Application 16/433,709 is a division of application No. 15/060,844, filed on Mar. 4, 2016, granted, now 10,339,317, issued on Jul. 2, 2019.
Application 17/496,146 is a continuation of application No. 16/433,709, filed on Jun. 6, 2019, granted, now 11,604,882.
Claims priority of provisional application 62/269,666, filed on Dec. 18, 2015.
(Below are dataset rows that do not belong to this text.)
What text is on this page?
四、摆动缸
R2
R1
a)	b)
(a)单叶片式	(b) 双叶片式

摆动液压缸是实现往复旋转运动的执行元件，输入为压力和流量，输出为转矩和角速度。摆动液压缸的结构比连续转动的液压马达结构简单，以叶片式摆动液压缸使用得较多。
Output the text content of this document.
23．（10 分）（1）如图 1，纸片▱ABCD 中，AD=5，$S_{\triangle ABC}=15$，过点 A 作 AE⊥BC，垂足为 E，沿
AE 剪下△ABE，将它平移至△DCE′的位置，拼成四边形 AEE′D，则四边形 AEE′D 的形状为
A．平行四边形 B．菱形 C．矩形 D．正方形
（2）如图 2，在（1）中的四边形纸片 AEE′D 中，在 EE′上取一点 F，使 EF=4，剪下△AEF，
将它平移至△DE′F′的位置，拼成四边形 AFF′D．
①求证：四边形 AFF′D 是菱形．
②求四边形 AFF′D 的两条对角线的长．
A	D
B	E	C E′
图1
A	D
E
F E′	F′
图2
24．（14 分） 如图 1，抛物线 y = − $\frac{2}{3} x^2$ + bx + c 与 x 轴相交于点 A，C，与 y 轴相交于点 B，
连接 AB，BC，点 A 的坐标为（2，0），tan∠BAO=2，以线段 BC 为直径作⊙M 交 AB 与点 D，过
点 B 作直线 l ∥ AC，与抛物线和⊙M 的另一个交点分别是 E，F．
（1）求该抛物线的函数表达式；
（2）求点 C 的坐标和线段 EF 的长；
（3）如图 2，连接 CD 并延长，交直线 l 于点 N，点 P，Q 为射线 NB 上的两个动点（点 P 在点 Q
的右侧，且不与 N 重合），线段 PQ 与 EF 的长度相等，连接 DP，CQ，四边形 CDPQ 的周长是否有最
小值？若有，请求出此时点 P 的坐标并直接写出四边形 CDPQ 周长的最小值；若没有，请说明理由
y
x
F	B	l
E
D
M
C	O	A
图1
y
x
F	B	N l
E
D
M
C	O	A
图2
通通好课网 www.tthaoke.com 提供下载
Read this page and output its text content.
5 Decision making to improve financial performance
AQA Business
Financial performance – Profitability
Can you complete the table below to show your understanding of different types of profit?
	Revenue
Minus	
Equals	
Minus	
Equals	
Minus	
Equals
Prior Publication US 2022/0027476 A1, Jan. 27, 2022
Int. Cl. G06F 21/57 (2013.01); H04L 9/08 (2006.01); G06F 21/53 (2013.01); G06F 21/71 (2013.01); G06F 21/00 (2013.01)
CPC G06F 21/575 (2013.01) [G06F 21/53 (2013.01); G06F 21/71 (2013.01); H04L 9/0822 (2013.01); H04L 9/0894 (2013.01); G06F 21/00 (2013.01)] 16 Claims
OG exemplary drawing
 
1. A server system configured to be used with at least one remote cloud-based computer system, management-related circuitry, at least one processing resource, and at least one network, the server system comprising:
non-volatile storage hardware associated with at least one encryption key (EK) that is encrypted with at least one key encryption key (KEK), the non-volatile storage hardware configured to store data encrypted based upon the at least one EK, the data comprising operating system code;
a hardware circuit configured to decrypt/encrypt, based upon the at least one EK, one or more respective portions of the data as the one or more respective portions of the data are read from and written to, respectively, the non-volatile storage hardware, the one or more respective portions of the data comprising at least one portion of the operating system code, the at least one KEK being used in generating the at least one EK, in response to at least one request;
computing hardware configured to execute at least one boot operation based upon the at least one portion of the operating system code read from the non-volatile storage hardware, the computing hardware also being configured to execute at least one workload associated with at least one operating system instantiation; and
network hardware configured to communicate, via secure data exchange, with the at least one remote cloud-based computer system and the management-related circuitry via the at least one network;
wherein:
the at least one request is provided to the at least one processing resource;
execution of the operating system code is hardware and/or software isolated, at least in part, from the at least one processing resource;
the server system and/or the at least one remote cloud-based computer system are configured to receive at least one software update from the management-related circuitry for at least one patching and installing operation at the server system and/or the at least one remote cloud-based computer system;
the server system and/or the at least one remote cloud-based computer system are configured to enable providing of diagnostic-related and/or log-related data to the management-related circuitry to enable, in association with application programming interfaces (API), monitoring and/or managing of the server system and/or the at least one remote cloud-based computer system via the management-related circuitry; and
the at least one remote cloud-based computer system is configured to execute at least one virtual machine-related and/or container-related workload.